Chris Long, Chief Crown Prosecutor for CPS East of England, revealed Thursday (Feb. 14), “The CPS has carefully reviewed material submitted by the police in relation to a traffic collision on the A149 on 17 January this year.”
“We took into account all of the circumstances in this case, including the level of culpability, the age of the driver and the surrender of the driving license. We have decided that it would not be in the public interest to prosecute.” Long continued, “All those involved in the collision have been informed and provided with a full explanation in writing.”
After the crash, which left the 28-year-old woman with scrapes to her knees, the Duke of Edinburgh offered his apologies to those involved, and said he was deeply sorry for any pain he caused.
According to the Sunday Mirror, the letter he sent the young woman involved, said: "I would like you to know how very sorry I am for my part in the accident at the Babingley cross-roads... The sun was shining low over the main road. In normal conditions I would have no difficulty in seeing traffic coming from the Dersingham direction, but I can only imagine that I failed to see the car coming, and I am very contrite about the consequences. I was somewhat shaken after the accident, but I was greatly relieved that none of you were seriously injured."
He continued: "As a crowd was beginning to gather, I was advised to return to Sandringham House by a local police officer. I have since learned that you suffered a broken arm. I am deeply sorry about this injury. I wish you a speedy recovery from a very distressing experience," before signing the letter as 'Philip'.
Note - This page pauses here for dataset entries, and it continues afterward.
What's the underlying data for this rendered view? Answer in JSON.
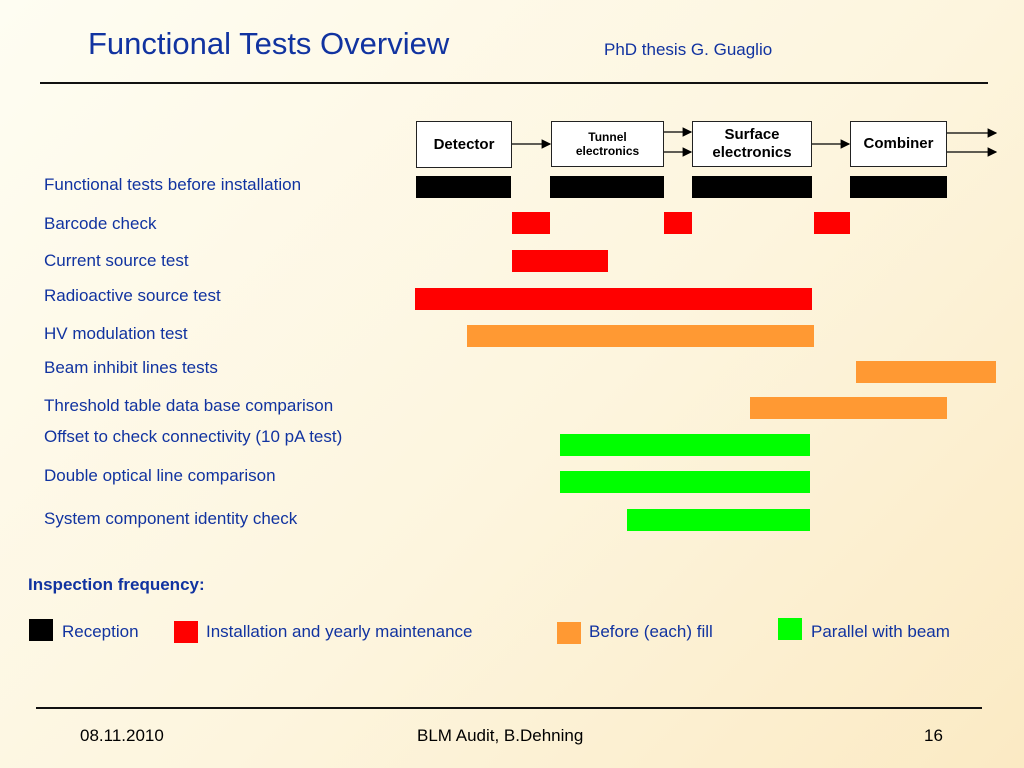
{
  "header": {
    "title": "Functional Tests Overview",
    "subtitle": "PhD thesis G. Guaglio"
  },
  "stages": [
    {
      "name": "detector",
      "label": "Detector"
    },
    {
      "name": "tunnel-electronics",
      "label": "Tunnel\nelectronics"
    },
    {
      "name": "surface-electronics",
      "label": "Surface\nelectronics"
    },
    {
      "name": "combiner",
      "label": "Combiner"
    }
  ],
  "colors": {
    "black": "#000000",
    "red": "#ff0000",
    "orange": "#ff9933",
    "green": "#00ff00"
  },
  "tests": [
    {
      "label": "Functional tests before installation",
      "frequency": "black"
    },
    {
      "label": "Barcode check",
      "frequency": "red"
    },
    {
      "label": "Current source test",
      "frequency": "red"
    },
    {
      "label": "Radioactive source test",
      "frequency": "red"
    },
    {
      "label": "HV modulation test",
      "frequency": "orange"
    },
    {
      "label": "Beam inhibit lines tests",
      "frequency": "orange"
    },
    {
      "label": "Threshold table data base comparison",
      "frequency": "orange"
    },
    {
      "label": "Offset to check connectivity (10 pA test)",
      "frequency": "green"
    },
    {
      "label": "Double optical line comparison",
      "frequency": "green"
    },
    {
      "label": "System component identity check",
      "frequency": "green"
    }
  ],
  "legend": {
    "title": "Inspection frequency:",
    "items": [
      {
        "key": "black",
        "label": "Reception"
      },
      {
        "key": "red",
        "label": "Installation and yearly maintenance"
      },
      {
        "key": "orange",
        "label": "Before (each) fill"
      },
      {
        "key": "green",
        "label": "Parallel with beam"
      }
    ]
  },
  "footer": {
    "date": "08.11.2010",
    "center": "BLM Audit, B.Dehning",
    "page": "16"
  }
}
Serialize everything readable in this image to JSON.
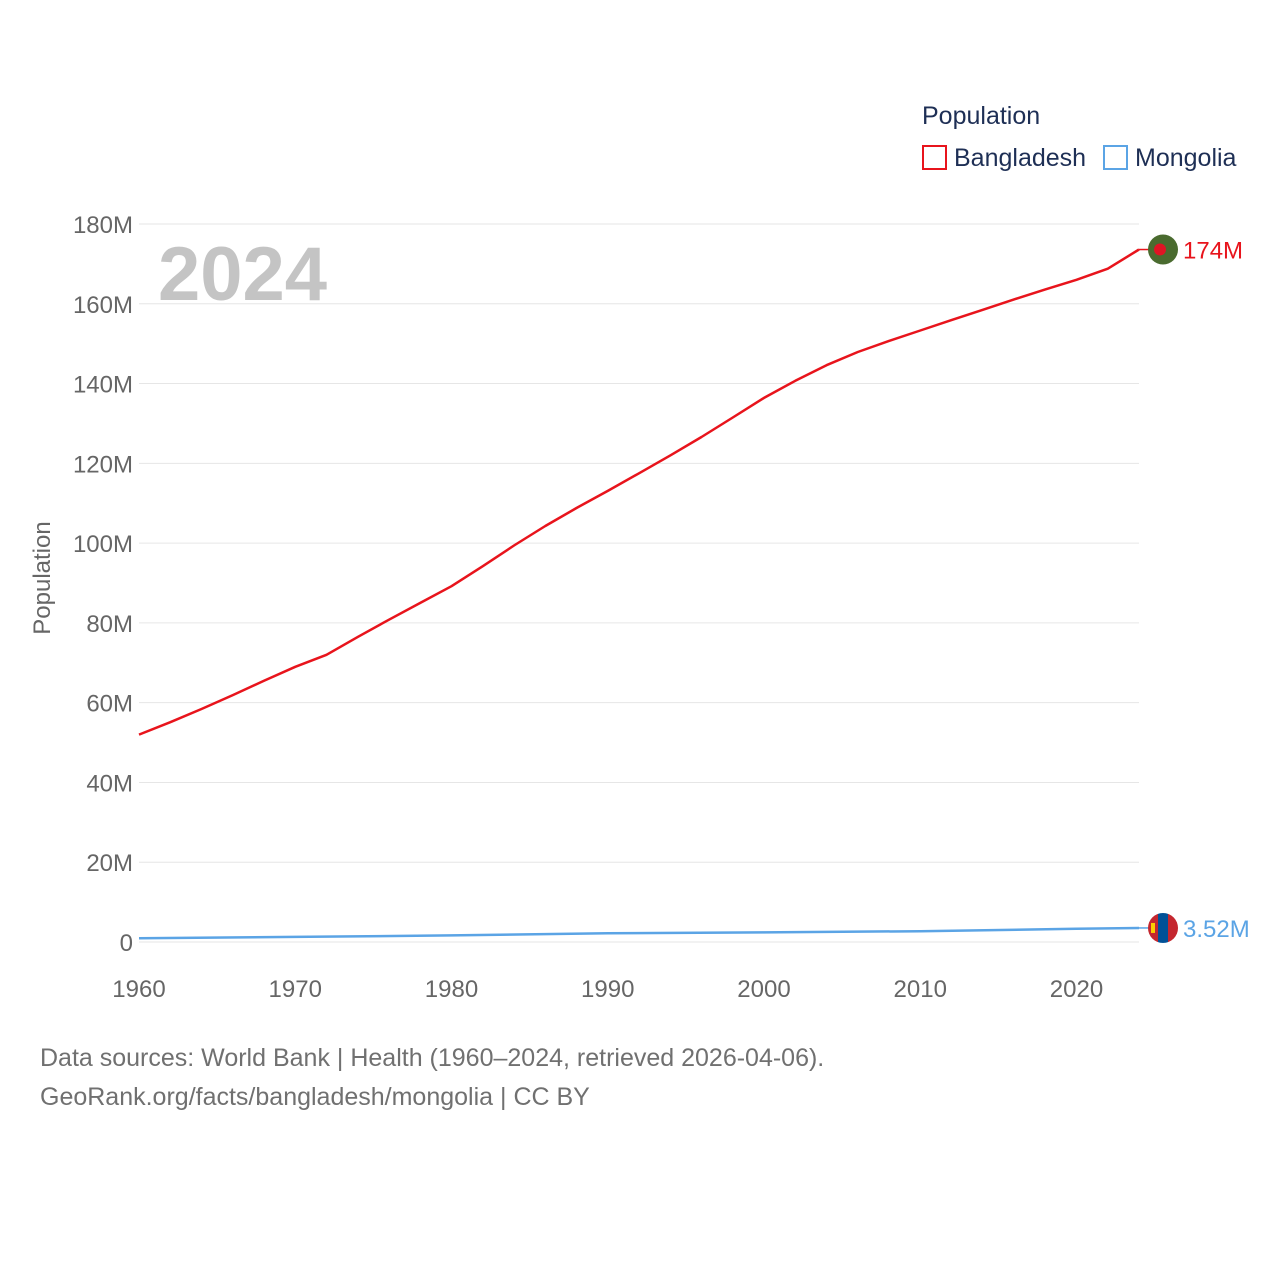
{
  "chart_data": {
    "type": "line",
    "title": "Population",
    "ylabel": "Population",
    "xlabel": "",
    "year_label": "2024",
    "xlim": [
      1960,
      2024
    ],
    "ylim": [
      0,
      180000000
    ],
    "x_ticks": [
      1960,
      1970,
      1980,
      1990,
      2000,
      2010,
      2020
    ],
    "x_tick_labels": [
      "1960",
      "1970",
      "1980",
      "1990",
      "2000",
      "2010",
      "2020"
    ],
    "y_ticks": [
      0,
      20000000,
      40000000,
      60000000,
      80000000,
      100000000,
      120000000,
      140000000,
      160000000,
      180000000
    ],
    "y_tick_labels": [
      "0",
      "20M",
      "40M",
      "60M",
      "80M",
      "100M",
      "120M",
      "140M",
      "160M",
      "180M"
    ],
    "grid": true,
    "legend_position": "top-right",
    "legend_title": "Population",
    "series": [
      {
        "name": "Bangladesh",
        "color": "#e8141c",
        "end_label": "174M",
        "flag_icon": "bangladesh-flag-icon",
        "x": [
          1960,
          1962,
          1964,
          1966,
          1968,
          1970,
          1972,
          1974,
          1976,
          1978,
          1980,
          1982,
          1984,
          1986,
          1988,
          1990,
          1992,
          1994,
          1996,
          1998,
          2000,
          2002,
          2004,
          2006,
          2008,
          2010,
          2012,
          2014,
          2016,
          2018,
          2020,
          2022,
          2024
        ],
        "values": [
          52000000,
          55100000,
          58400000,
          61900000,
          65500000,
          69000000,
          72000000,
          76500000,
          80800000,
          85000000,
          89200000,
          94200000,
          99400000,
          104300000,
          108800000,
          113100000,
          117500000,
          122000000,
          126600000,
          131500000,
          136400000,
          140700000,
          144600000,
          147900000,
          150700000,
          153300000,
          155900000,
          158500000,
          161100000,
          163600000,
          166000000,
          168800000,
          173600000
        ]
      },
      {
        "name": "Mongolia",
        "color": "#5ba4e5",
        "end_label": "3.52M",
        "flag_icon": "mongolia-flag-icon",
        "x": [
          1960,
          1970,
          1980,
          1990,
          2000,
          2010,
          2020,
          2024
        ],
        "values": [
          950000,
          1280000,
          1660000,
          2180000,
          2400000,
          2700000,
          3300000,
          3520000
        ]
      }
    ]
  },
  "footer": {
    "line1": "Data sources: World Bank | Health (1960–2024, retrieved 2026-04-06).",
    "line2": "GeoRank.org/facts/bangladesh/mongolia | CC BY"
  }
}
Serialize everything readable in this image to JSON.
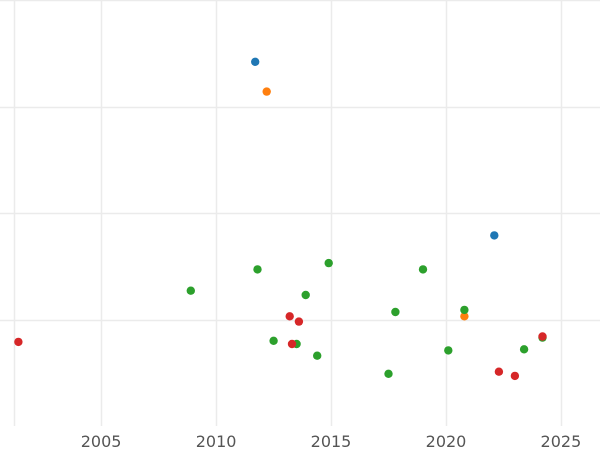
{
  "chart_data": {
    "type": "scatter",
    "title": "",
    "xlabel": "",
    "ylabel": "",
    "grid": true,
    "legend": "none",
    "xlim": [
      2000.6,
      2026.7
    ],
    "ylim": [
      0,
      4
    ],
    "x_ticks": [
      2005,
      2010,
      2015,
      2020,
      2025
    ],
    "x_tick_labels": [
      "2005",
      "2010",
      "2015",
      "2020",
      "2025"
    ],
    "y_ticks": [
      1,
      2,
      3,
      4
    ],
    "colors": {
      "blue": "#1f77b4",
      "orange": "#ff7f0e",
      "green": "#2ca02c",
      "red": "#d62728",
      "grid": "#ebebeb",
      "tick_text": "#555555"
    },
    "series": [
      {
        "color": "#1f77b4",
        "points": [
          {
            "x": 2011.7,
            "y": 3.42
          },
          {
            "x": 2022.1,
            "y": 1.79
          }
        ]
      },
      {
        "color": "#ff7f0e",
        "points": [
          {
            "x": 2012.2,
            "y": 3.14
          },
          {
            "x": 2020.8,
            "y": 1.03
          }
        ]
      },
      {
        "color": "#2ca02c",
        "points": [
          {
            "x": 2008.9,
            "y": 1.27
          },
          {
            "x": 2011.8,
            "y": 1.47
          },
          {
            "x": 2012.5,
            "y": 0.8
          },
          {
            "x": 2013.5,
            "y": 0.77
          },
          {
            "x": 2013.9,
            "y": 1.23
          },
          {
            "x": 2014.4,
            "y": 0.66
          },
          {
            "x": 2014.9,
            "y": 1.53
          },
          {
            "x": 2017.5,
            "y": 0.49
          },
          {
            "x": 2017.8,
            "y": 1.07
          },
          {
            "x": 2019.0,
            "y": 1.47
          },
          {
            "x": 2020.1,
            "y": 0.71
          },
          {
            "x": 2020.8,
            "y": 1.09
          },
          {
            "x": 2023.4,
            "y": 0.72
          },
          {
            "x": 2024.2,
            "y": 0.83
          }
        ]
      },
      {
        "color": "#d62728",
        "points": [
          {
            "x": 2001.4,
            "y": 0.79
          },
          {
            "x": 2013.2,
            "y": 1.03
          },
          {
            "x": 2013.3,
            "y": 0.77
          },
          {
            "x": 2013.6,
            "y": 0.98
          },
          {
            "x": 2022.3,
            "y": 0.51
          },
          {
            "x": 2023.0,
            "y": 0.47
          },
          {
            "x": 2024.2,
            "y": 0.84
          }
        ]
      }
    ]
  }
}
Speaking about her reaction to the letter, Emma said: "I thought it was really nice that he signed off as 'Philip' and not the formal title. I was pleasantly surprised because of the personalised nature." Emma had already received a voicemail from one of the Queen's lady-in-waitings, who wished her a speedy recovery on behalf of the royal, saying: "Her Majesty is very eager to know how you are and hope that everything is going as well as can be expected."